JANZコラムエッセイ-2

子どもっぽい?日本人

「ラッド首相の支持率74%」。日経にこんな記事が出ていた。ホーク首相の最高記録75%にあと1%及ばなかったという。オバマ米大統領も一時下がったとはいえ60%台。どこかの国とはずいぶん違う。

ラッド首相といえば初の外遊で米欧中を歴訪し、日本に立ち寄らなかった。中国勤務の経験がある中国通と知られていたので

「やっぱりジャパン・パッシング」と話題になった。その後、北海道サミットなどで2回来日し、議論は静まった。

オバマ大統領の時にも、ジャパン・パッシングを懸念する声が出た。麻生首相が初の外国首脳としてホワイトハウスに招かれ、その後、ヒラリー・クリントン国務長官が東アジア歴訪の際に、まず日本に来て収まった。ラッド首相の騒動を見てアメリカがスマートに対応したのかもしれない。

外務省OBによると、クリントン国務長官の東アジア歴訪は、東アジア政策を再構築するためという。ブッシュ時代はアフガン・イラクに忙しく、北朝鮮の核には取り組んだものの、東アジア全体の包括的な外交戦略はないに等しかった。これを立て直すのが真の狙いであり、日本に最初に来たといって一喜一憂する話ではないそうだ。

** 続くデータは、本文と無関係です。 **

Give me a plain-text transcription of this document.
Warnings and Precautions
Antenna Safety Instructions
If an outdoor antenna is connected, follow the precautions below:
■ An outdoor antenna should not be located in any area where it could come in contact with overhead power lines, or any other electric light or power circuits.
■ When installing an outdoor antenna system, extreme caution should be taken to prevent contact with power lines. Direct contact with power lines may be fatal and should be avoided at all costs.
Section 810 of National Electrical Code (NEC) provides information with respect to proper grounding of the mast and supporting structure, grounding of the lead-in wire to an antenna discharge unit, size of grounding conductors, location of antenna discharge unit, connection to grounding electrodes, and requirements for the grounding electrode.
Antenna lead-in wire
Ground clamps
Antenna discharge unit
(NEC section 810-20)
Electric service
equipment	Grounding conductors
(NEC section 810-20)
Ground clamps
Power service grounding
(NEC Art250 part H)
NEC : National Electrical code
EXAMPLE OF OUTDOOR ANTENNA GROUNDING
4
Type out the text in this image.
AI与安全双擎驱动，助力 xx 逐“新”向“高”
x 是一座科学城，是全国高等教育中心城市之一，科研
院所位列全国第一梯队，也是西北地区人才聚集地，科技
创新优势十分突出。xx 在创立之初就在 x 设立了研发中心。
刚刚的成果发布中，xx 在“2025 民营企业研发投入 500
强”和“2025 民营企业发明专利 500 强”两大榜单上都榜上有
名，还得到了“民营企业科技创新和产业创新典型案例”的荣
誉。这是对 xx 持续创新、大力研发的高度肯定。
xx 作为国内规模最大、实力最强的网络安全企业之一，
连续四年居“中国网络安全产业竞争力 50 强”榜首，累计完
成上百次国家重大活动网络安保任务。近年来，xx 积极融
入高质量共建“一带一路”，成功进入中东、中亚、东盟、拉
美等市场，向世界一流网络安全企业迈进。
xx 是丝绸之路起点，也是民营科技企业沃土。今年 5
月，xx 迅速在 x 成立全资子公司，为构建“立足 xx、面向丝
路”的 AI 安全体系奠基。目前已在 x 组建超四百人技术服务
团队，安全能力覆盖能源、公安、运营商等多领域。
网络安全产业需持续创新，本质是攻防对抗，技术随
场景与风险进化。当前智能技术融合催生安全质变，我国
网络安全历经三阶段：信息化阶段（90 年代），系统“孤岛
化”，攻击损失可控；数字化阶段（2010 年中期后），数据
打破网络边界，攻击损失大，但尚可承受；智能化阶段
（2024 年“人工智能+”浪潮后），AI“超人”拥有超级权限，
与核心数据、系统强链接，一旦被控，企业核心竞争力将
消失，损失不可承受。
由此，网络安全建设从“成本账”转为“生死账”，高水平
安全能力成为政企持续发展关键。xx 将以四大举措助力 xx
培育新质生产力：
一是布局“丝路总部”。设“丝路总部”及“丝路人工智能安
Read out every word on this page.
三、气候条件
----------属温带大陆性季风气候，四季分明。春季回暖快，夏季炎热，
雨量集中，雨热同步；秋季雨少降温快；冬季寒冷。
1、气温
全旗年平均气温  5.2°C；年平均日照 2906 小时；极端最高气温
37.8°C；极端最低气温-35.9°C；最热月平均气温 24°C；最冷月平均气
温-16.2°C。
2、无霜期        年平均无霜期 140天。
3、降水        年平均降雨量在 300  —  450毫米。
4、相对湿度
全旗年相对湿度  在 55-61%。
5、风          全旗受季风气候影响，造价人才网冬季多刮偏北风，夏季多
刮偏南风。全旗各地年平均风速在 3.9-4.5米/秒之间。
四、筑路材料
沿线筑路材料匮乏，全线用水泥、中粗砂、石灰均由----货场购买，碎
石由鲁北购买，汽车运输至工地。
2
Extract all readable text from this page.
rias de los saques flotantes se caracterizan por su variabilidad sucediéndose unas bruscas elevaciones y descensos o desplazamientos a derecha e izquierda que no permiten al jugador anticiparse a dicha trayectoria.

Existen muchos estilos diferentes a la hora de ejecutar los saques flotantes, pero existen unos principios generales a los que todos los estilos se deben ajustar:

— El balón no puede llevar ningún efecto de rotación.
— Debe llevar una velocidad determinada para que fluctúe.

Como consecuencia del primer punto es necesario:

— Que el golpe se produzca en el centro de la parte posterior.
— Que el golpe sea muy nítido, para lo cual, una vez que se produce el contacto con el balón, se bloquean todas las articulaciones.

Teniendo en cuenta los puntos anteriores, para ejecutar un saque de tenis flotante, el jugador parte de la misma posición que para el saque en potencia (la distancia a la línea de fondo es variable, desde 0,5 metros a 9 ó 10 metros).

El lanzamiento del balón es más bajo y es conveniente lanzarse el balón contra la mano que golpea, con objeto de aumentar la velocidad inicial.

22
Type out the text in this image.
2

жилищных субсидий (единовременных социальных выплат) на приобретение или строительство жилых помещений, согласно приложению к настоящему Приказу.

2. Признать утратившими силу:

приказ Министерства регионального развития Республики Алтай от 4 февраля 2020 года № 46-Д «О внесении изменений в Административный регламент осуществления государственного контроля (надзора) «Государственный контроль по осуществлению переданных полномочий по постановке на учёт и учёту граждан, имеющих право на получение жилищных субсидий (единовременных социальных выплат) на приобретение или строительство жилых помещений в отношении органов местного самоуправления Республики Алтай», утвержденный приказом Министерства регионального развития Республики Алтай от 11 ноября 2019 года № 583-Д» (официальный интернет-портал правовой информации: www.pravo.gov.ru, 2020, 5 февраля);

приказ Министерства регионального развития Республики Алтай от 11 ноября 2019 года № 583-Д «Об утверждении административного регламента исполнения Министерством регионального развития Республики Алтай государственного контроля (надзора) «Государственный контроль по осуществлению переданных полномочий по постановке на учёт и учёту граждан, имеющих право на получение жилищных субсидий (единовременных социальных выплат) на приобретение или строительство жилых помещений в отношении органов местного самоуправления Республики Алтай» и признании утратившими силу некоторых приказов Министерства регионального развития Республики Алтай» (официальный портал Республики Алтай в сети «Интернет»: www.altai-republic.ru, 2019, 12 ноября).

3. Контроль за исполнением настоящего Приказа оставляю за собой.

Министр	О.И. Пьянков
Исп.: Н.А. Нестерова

日本人は諸外国が自分のほうを向いているかどうかをよく気にする。アメリカなど識者の意見を読むと、日本が地域の安定や発展のために、いかに活動するかが重要であり、活躍していれば諸外国は日本に注目する。要は日本が国力に見合った貢献をしていないと示唆する。

ただ、国際貢献といっても、資金面ならともかく平和憲法の制約もあり、地域の安定のためといって自衛隊を簡単に海外に派遣するわけにもいかない。本来なら日本の国際貢献の基本的な方針と活動計画を海外に説明し、もっとPRすべきなのだろうが、どのような国際貢献を目指すのかについても、国内で必ずしも十分な議論を闘わせたわけでもない。PKOにしろ、海賊対策にしろ、問題に直面したあとでパッチワークよろしくその場かぎりの議論を繰り返している印象は否めない。

あるオーストラリア外交筋はこんなことを言っていた。「日本はラッド首相のことを言うが、08年には首相も含めて12人の大臣がのべ20回日本に来た。これに対して日本からオーストラリアにきた大臣は何人いるか知っているか?一人も来なかった」。

他国が日本をどう見ているかではなく、日本が他国(世界)にどういう姿勢を打ち出し、国際貢献に取り組むのか―――問われているのは自分自身ということのようだ。